Lecture went well, though. Standing room only. Probably because my academic lectures are more like stand-up comedy than anything else.
We are returning to some basics at work, so I thought I would share an old thought about cognitive distortions.
List of Cognitive Distortions
ALL OR NOTHING THINKING:
You see things in black and white categories. If your performance falls short of perfect, you see yourself as a total failure.
OVER GENERALIZATION
You see a single negative event as a never-ending pattern.
MENTAL FILTER:
You pick out a single negative detail and dwell on it exclusively, so that your vision of all reality becomes darkened, like the ink that discolors the entire beaker of water.

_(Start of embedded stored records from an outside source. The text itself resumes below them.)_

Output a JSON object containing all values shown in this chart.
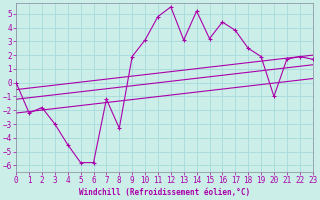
{
  "xlabel": "Windchill (Refroidissement éolien,°C)",
  "background_color": "#cceee8",
  "grid_color": "#aadddd",
  "line_color": "#aa00aa",
  "xlim": [
    0,
    23
  ],
  "ylim": [
    -6.5,
    5.8
  ],
  "xticks": [
    0,
    1,
    2,
    3,
    4,
    5,
    6,
    7,
    8,
    9,
    10,
    11,
    12,
    13,
    14,
    15,
    16,
    17,
    18,
    19,
    20,
    21,
    22,
    23
  ],
  "yticks": [
    -6,
    -5,
    -4,
    -3,
    -2,
    -1,
    0,
    1,
    2,
    3,
    4,
    5
  ],
  "series1_x": [
    0,
    1,
    2,
    3,
    4,
    5,
    6,
    7,
    8,
    9,
    10,
    11,
    12,
    13,
    14,
    15,
    16,
    17,
    18,
    19,
    20,
    21,
    22,
    23
  ],
  "series1_y": [
    0,
    -2.2,
    -1.8,
    -3.0,
    -4.5,
    -5.8,
    -5.8,
    -1.2,
    -3.3,
    1.9,
    3.1,
    4.8,
    5.5,
    3.1,
    5.2,
    3.2,
    4.4,
    3.8,
    2.5,
    1.9,
    -1.0,
    1.7,
    1.9,
    1.7
  ],
  "line1_x": [
    0,
    23
  ],
  "line1_y": [
    -0.5,
    2.0
  ],
  "line2_x": [
    0,
    23
  ],
  "line2_y": [
    -1.2,
    1.3
  ],
  "line3_x": [
    0,
    23
  ],
  "line3_y": [
    -2.2,
    0.3
  ],
  "tick_fontsize": 5.5,
  "xlabel_fontsize": 5.5
}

DISQUALIFYING THE POSITIVE:
You reject positive experiences by insisting they "don't count" for some reason or another. In this way, you can maintain a negative belief that is contradicted by your everyday experiences.
JUMPING TO CONCLUSIONS:
You make a negative interpretation even though there are no definite facts that convincingly support your conclusion.
MIND READING:
You arbitrarily conclude that somebody is reacting negatively to you, and you don't bother to check this out.
THE FORTUNETELLER ERROR:
You anticipate that things will turn out badly, and you feel convinced that your prediction is an already established fact.
MAGNIFICATION/MINIMIZATION:
You exaggerate the importance of things such as your goof-up or someone else's achievement), or you inappropriately shrink things until they appear tiny (your own desirable qualities or the other fellow's imperfections). This is also called the "binocular trick."
CATASTROPHIZING:
You attribute extreme and horrible consequences to the outcomes of events. A turn-down for a date means a life of utter isolation. Making a mistake at work means getting fired for incompetence and never getting another job.
EMOTIONAL REASONING:
You assume that your negative emotions necessarily reflect the way things really are: "I feel it, therefore, it must be true."
"SHOULD" STATEMENTS:
You try to motivate yourself with "shoulds" and "shouldn'ts", as if you need to be whipped or punished before you could be expected to do anything.
"Musts" and "oughts" are also offenders. The emotional consequence is guilt. When you direct "should" statements towards others, you feel anger, frustration and resentment.
LABELING AND MISLABELING:
This is an extreme form of over generalization. Instead of describing your error, you attach a negative label to yourself. "I'm a loser." When someone else's behavior rubs you the wrong way, you attach a negative label to him/her: "He's a louse." Mislabeling involves describing an event with language that is highly colored and emotionally loaded.
PERSONALIZATION:
You see negative events as indicative of some negative characteristics of yourself or you take responsibility for events that were not your doing.